A sharp rise in LH means ovulation should occur in the next 24-36 hours. You cannot ovulate with LH. 

Note: It is possible to have a rise in LH and not ovulate. For reasons we are still trying to understand, this can happen in women with PCOS. 

Release of the Egg

Hurray for ovulation! An egg that is released from an ovary will make its way into the safety of the fallopian tube where it will hang out for 12-24 hours.

On the other end of your reproductive tract, if intercourse occurs, sperm will need to swim through the cervical canal, the uterus, find the opening to the fallopian tube and traverse it. (This generally happens within minutes of ejaculation.) 

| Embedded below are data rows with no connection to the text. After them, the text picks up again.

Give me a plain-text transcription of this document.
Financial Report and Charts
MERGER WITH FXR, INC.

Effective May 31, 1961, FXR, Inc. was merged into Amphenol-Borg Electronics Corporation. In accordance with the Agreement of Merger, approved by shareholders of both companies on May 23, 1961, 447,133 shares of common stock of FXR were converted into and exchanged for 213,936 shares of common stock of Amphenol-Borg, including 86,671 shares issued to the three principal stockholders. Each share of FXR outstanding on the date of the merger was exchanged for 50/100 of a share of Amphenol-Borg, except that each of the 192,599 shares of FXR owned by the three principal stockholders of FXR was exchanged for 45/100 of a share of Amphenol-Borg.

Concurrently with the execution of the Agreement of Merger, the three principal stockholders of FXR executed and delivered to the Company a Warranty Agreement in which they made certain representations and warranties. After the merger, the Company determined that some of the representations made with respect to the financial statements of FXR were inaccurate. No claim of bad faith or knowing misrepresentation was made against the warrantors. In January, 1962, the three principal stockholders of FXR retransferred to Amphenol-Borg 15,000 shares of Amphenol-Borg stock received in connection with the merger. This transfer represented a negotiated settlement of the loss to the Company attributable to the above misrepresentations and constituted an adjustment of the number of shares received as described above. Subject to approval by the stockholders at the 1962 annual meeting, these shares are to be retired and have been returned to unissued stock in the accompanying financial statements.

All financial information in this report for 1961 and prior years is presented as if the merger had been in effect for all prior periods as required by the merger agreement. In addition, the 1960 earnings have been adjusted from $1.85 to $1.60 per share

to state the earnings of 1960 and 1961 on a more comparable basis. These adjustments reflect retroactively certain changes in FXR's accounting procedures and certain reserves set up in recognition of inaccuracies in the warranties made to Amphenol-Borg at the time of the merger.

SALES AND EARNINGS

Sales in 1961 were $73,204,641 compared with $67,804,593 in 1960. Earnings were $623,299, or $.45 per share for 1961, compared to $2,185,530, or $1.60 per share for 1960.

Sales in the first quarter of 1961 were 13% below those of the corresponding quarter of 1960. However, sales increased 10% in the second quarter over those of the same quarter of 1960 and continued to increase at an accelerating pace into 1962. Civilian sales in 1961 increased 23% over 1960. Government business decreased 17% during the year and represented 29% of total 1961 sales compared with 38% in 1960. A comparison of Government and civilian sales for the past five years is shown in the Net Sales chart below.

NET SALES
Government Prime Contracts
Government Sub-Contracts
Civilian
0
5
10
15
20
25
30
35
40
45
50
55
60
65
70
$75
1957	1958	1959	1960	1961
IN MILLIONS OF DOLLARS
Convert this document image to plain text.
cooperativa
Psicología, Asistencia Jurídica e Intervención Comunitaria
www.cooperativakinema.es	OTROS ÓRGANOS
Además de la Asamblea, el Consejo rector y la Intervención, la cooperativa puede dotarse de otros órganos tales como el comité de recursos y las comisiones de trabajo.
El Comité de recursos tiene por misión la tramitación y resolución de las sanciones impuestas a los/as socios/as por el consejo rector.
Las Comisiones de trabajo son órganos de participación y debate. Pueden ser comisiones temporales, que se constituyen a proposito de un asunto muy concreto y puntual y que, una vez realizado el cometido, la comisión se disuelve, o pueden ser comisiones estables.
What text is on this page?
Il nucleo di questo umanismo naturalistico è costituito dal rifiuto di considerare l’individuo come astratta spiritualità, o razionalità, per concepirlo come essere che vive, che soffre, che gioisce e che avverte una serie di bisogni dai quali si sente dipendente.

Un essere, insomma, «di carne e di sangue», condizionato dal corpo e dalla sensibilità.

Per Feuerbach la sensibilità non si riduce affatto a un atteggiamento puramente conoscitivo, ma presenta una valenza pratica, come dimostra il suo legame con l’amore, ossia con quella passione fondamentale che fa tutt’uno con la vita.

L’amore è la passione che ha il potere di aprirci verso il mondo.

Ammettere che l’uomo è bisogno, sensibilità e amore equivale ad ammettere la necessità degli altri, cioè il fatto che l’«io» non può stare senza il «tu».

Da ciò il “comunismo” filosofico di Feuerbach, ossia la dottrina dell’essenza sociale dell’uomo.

Conception – the meeting of sperm and egg – occurs in the fallopian tube. 

After Ovulation

Remember that big follicle that got to release its egg? After ovulation it gets a makeover and becomes a new mini organ called the corpus luteum. Ovulation starts the transformation of the follicle into the corpus luteum. 

The corpus luteum mostly produces progesterone, the hormone that rises after ovulation and prepares the uterus for implantation – which will occur if an egg was fertilized. “Successful” ovulation only occurs when an egg is released and progesterone levels remain elevated during the implantation window.

From brain health to bone health, ovulation plays a key role in women’s health and fertility.